1位.イスタンブールからイスラエル・ガザの「戦争」を見る池内恵/10月8日)

〈イスラエルにとっては、手中にしていたと思われた湾岸産油国の支持を明確に得られず、孤立感と失望を抱えたまま、ガザへの大規模攻撃に踏み込むことになる。このような攻撃をもたらした対外関係の認識の不全と、攻撃に対する脆弱さを曝け出したイスラエル社会の側の問題に対しても、やがては「魂の問い直し」を向けざるを得ないはずだ。しかしその前に、多くの血が流れるだろう。〉

 

2位.「プリゴジンの乱」は「プーチンの終わりの始まり」のようには見えない小泉悠/6月30日)

〈ロシアの民間軍事会社「ワグネル」の創設者プリゴジンが起こした反乱は、1日で終結したものの、世界に大きな衝撃を与えた。プリゴジンの乱とは何だったのか。〉

 

3位.嵐の前の静けさ?:終結の見通しの見えないロシア・ウクライナ戦争高橋杉雄/1月2日)

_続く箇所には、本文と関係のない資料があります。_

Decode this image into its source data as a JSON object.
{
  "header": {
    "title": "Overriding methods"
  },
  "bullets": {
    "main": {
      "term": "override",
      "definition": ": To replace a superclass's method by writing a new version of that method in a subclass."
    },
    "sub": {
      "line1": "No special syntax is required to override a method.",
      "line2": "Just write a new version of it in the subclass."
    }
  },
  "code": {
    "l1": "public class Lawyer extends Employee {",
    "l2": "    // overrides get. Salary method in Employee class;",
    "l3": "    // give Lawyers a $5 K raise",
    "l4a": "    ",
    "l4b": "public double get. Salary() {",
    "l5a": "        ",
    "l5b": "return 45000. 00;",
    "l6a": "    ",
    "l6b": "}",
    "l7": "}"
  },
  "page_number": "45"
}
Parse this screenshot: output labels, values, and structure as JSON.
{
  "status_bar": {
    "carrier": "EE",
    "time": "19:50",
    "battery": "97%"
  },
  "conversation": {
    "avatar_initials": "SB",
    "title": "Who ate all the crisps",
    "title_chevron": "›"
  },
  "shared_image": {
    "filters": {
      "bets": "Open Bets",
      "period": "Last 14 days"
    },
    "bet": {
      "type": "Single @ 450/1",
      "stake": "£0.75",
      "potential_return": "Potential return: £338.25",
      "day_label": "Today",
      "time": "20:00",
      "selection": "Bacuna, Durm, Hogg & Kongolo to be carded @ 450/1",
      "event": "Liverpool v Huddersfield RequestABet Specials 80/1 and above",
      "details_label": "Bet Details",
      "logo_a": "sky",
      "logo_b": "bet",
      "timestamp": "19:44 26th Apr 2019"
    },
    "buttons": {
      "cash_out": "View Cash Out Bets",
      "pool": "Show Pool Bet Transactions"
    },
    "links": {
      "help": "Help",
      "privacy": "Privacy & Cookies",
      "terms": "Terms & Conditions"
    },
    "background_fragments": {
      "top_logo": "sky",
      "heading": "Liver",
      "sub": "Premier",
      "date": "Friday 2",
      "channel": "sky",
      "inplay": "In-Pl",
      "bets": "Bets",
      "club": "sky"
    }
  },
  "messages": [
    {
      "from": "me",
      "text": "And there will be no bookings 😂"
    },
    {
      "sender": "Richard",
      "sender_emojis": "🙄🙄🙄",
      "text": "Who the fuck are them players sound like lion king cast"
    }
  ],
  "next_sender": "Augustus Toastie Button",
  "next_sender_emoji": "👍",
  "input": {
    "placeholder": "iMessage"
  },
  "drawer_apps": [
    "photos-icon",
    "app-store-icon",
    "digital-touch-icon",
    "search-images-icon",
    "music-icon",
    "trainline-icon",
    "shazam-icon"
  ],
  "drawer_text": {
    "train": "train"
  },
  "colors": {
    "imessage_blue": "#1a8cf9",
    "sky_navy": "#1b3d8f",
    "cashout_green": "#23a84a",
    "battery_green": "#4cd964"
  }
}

〈ウクライナの反攻が秋以降の大地の泥濘化で中断される一方、ロシアは動員兵の訓練と戦力化を進めつつ、電力施設への空爆でウクライナにダメージを与えている。現在の戦況はウクライナにとって必ずしも好ましいとは言えない均衡にある。泥濘が終わる春季、両国の攻勢はどのような形になると想定できるか。そして2023年の展望は――。〉

 

4位.「ワグネル」と「カディロフツィ」――誇張されたロシア異形の戦闘部隊真野森作/2月20日)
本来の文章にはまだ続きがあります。